Gebietszustand und Entwicklungsziele
Die Ursachen der Entwertung des Gebietes liegen in der weiteren Verlandung des Siebleber Teiches, einhergehend mit verstärktem Feinddruck durch Wildschweine und neuerdings auch durch den Waschbären. Zu bemerken ist weiterhin, dass im letzten Jahrzehnt Goldfische illegal ausgesetzt wurden. Diese Neubürger sind aus naturschutzfachlicher Sicht nicht willkommen, da die Goldfische das Vorkommen der Lurche weiter dezimieren und zur Belastung des Gewässers beitragen! Die Lindenreihe am östlichen Hauptdamm, welche um 1720 gepflanzt wurde, ist aus kulturgeschichtlicher und landschaftsästhetischer Sicht unbedingt zu erhalten und nachzupflanzen. Im Herbst 2010 wurde die Allee bereits durch 15 junge Sommerlinden ergänzt, dies soll perspektivisch fortgesetzt werden. Die Sukzession aus den nicht einheimischen Arten Gewöhnlicher Flieder, Bocksdorn und Gewöhnliche Schneebeere am Ostdamm ist dagegen zu entfernen (INL SCHLEIP 2010). Die Pappelforste sind mittelfristig durch standortgerechte, einheimische Baumarten zu ersetzen.

Junge Rohrweihen im Nest. Die Rohrweihe brütet in den Schilfflächen. (9)

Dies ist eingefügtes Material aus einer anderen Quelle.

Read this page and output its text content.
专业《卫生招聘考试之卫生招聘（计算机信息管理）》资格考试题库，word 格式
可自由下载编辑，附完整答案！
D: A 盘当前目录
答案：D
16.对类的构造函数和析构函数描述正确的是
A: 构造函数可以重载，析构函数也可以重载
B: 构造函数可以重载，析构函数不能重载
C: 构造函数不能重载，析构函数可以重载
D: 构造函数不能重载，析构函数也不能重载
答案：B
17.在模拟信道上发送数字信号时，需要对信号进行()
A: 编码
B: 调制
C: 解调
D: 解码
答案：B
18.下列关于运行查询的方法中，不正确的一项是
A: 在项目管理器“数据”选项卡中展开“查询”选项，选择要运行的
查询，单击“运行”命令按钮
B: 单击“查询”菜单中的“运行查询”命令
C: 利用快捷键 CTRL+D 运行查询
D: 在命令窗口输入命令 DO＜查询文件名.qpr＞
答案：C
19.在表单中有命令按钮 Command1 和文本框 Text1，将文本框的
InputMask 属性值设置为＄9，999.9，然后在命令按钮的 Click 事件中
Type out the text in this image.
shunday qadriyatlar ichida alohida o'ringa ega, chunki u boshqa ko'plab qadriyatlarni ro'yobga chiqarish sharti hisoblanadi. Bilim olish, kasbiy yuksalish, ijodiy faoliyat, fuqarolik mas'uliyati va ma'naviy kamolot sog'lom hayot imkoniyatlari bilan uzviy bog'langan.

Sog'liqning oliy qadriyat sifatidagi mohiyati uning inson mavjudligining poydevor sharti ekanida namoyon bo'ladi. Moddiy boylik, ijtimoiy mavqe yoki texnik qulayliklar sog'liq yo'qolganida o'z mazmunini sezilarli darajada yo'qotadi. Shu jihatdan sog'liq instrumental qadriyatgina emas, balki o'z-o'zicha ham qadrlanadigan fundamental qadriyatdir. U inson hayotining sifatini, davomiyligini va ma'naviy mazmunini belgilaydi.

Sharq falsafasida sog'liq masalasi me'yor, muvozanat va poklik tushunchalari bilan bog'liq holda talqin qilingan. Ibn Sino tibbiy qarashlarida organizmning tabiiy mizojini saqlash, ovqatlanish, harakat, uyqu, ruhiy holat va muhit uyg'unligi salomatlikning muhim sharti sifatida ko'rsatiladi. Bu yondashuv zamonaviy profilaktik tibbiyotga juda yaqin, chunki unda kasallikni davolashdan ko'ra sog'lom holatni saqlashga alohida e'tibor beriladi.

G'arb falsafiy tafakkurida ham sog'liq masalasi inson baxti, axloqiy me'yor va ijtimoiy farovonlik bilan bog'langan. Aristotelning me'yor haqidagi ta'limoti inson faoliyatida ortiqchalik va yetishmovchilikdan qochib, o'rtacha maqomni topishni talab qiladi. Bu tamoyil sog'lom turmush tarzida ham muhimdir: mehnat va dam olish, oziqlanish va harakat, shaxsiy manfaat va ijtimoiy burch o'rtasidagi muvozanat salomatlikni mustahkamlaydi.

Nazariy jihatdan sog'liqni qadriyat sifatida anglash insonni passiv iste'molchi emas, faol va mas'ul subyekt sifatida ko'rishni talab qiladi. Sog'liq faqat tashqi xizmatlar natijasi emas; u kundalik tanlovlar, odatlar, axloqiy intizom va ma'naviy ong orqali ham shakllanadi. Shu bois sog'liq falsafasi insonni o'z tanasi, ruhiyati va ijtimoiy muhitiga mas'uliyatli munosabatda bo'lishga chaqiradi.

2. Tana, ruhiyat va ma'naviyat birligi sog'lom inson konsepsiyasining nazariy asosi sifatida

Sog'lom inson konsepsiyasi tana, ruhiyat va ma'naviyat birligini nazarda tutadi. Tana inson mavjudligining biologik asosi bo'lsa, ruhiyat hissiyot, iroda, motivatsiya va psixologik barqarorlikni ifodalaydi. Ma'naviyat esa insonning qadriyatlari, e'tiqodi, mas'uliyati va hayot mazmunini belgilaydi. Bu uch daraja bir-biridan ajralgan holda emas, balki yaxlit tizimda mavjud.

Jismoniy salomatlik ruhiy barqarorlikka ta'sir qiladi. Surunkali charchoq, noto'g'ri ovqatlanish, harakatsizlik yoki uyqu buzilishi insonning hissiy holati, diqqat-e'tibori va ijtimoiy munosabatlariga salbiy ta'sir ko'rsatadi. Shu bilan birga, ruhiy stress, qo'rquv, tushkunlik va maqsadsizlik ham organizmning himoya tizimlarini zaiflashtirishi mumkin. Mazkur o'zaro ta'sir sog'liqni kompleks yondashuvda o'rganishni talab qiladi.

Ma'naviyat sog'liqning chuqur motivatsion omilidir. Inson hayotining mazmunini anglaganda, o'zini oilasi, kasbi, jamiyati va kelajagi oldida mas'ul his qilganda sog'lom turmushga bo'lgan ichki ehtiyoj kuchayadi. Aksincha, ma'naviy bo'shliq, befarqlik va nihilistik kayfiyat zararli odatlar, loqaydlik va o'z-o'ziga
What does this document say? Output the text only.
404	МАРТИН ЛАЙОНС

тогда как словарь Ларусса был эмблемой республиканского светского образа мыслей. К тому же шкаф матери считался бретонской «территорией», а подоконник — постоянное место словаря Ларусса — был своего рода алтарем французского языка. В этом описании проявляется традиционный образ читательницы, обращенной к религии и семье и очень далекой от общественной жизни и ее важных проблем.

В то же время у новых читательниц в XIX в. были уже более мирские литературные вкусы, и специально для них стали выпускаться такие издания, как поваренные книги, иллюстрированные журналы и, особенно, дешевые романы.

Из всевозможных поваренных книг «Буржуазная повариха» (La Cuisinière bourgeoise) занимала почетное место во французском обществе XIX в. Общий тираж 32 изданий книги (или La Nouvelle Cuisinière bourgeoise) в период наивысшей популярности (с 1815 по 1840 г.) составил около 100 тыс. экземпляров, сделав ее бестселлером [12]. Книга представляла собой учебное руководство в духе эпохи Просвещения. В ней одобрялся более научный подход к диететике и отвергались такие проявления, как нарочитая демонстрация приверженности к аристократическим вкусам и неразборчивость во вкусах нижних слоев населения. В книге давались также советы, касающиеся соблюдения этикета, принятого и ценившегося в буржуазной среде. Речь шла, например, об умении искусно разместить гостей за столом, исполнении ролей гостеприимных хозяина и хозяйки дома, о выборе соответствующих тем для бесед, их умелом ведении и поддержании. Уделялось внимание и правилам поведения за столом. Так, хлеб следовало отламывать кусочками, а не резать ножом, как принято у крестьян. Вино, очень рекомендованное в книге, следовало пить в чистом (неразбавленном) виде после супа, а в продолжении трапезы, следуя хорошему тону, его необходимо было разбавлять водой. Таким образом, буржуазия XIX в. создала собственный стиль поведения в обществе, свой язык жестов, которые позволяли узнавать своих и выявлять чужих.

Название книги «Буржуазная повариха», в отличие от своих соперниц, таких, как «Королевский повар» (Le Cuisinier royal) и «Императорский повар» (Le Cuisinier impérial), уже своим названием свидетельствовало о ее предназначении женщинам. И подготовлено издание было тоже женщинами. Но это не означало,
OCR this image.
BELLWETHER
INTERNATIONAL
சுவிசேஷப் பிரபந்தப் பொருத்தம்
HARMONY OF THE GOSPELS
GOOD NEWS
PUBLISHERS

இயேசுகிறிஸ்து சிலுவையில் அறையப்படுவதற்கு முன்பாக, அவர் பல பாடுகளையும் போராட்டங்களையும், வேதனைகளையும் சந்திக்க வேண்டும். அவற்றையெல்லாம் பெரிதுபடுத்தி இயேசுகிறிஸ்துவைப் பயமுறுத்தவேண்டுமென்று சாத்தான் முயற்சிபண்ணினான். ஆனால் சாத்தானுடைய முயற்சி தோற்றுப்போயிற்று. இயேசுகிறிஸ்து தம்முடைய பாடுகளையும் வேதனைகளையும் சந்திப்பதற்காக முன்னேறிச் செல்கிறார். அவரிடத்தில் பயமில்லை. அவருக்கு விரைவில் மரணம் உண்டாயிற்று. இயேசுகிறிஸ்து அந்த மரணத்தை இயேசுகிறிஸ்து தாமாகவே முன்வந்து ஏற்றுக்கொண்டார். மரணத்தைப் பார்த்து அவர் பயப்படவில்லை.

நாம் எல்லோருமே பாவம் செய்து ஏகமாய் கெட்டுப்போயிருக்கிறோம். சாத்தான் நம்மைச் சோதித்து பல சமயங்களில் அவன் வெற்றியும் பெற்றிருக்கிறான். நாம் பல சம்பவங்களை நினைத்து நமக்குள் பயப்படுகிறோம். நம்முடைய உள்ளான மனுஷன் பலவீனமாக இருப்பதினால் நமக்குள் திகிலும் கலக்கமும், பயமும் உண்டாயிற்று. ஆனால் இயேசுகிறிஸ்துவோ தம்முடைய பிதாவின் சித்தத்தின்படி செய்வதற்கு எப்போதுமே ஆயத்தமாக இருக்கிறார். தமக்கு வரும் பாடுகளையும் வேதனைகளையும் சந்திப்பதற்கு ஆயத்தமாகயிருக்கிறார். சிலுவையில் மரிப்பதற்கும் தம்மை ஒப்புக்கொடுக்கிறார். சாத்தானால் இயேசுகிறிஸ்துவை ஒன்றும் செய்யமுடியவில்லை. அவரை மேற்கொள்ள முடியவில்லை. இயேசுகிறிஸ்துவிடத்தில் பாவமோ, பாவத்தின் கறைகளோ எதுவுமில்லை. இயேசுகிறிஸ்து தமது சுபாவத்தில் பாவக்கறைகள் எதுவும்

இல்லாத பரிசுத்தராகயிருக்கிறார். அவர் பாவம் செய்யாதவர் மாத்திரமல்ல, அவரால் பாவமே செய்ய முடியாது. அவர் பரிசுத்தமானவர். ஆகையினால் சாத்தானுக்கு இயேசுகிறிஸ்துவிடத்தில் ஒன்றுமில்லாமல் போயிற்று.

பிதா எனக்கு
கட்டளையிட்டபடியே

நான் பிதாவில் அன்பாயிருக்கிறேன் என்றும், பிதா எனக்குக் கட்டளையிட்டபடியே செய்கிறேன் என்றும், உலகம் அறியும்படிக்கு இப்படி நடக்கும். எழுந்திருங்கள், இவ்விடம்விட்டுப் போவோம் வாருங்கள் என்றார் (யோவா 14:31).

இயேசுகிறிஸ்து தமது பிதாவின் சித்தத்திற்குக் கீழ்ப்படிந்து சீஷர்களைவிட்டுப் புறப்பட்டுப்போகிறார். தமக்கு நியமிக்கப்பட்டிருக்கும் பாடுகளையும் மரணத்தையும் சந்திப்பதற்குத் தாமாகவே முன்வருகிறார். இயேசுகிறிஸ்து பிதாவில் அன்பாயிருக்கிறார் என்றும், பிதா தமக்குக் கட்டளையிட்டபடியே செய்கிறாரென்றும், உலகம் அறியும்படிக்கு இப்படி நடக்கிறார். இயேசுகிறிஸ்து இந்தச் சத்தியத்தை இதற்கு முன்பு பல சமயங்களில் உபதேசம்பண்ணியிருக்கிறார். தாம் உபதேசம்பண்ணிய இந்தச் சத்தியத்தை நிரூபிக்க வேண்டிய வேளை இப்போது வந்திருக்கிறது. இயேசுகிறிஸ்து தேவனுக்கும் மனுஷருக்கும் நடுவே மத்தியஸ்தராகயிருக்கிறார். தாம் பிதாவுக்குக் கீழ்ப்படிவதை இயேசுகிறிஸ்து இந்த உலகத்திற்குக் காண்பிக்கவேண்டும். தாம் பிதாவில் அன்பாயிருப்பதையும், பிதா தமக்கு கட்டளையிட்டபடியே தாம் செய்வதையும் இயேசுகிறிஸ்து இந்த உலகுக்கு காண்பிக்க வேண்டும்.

Die Natternzunge ist ein unscheinbarer Farn der feuchten Wiesenflächen. (1)

Die Entscheidungen darüber, wie die Teilentlandung des Siebleber Teiches erfolgen soll und die Wasserhaltung im Gebiet verbessert werden kann, stehen noch aus. Hierzu sind die Ergebnisse des Pflege- und Entwicklungsplanes sowie des hydrologischen Gutachtens abzuwarten, welche derzeit erstellt werden. Es wäre anzustreben, das Naturschutzgebiet um die umgebenden Feuchtwiesen, Riedflächen, Quellen und Gräben zu erweitern.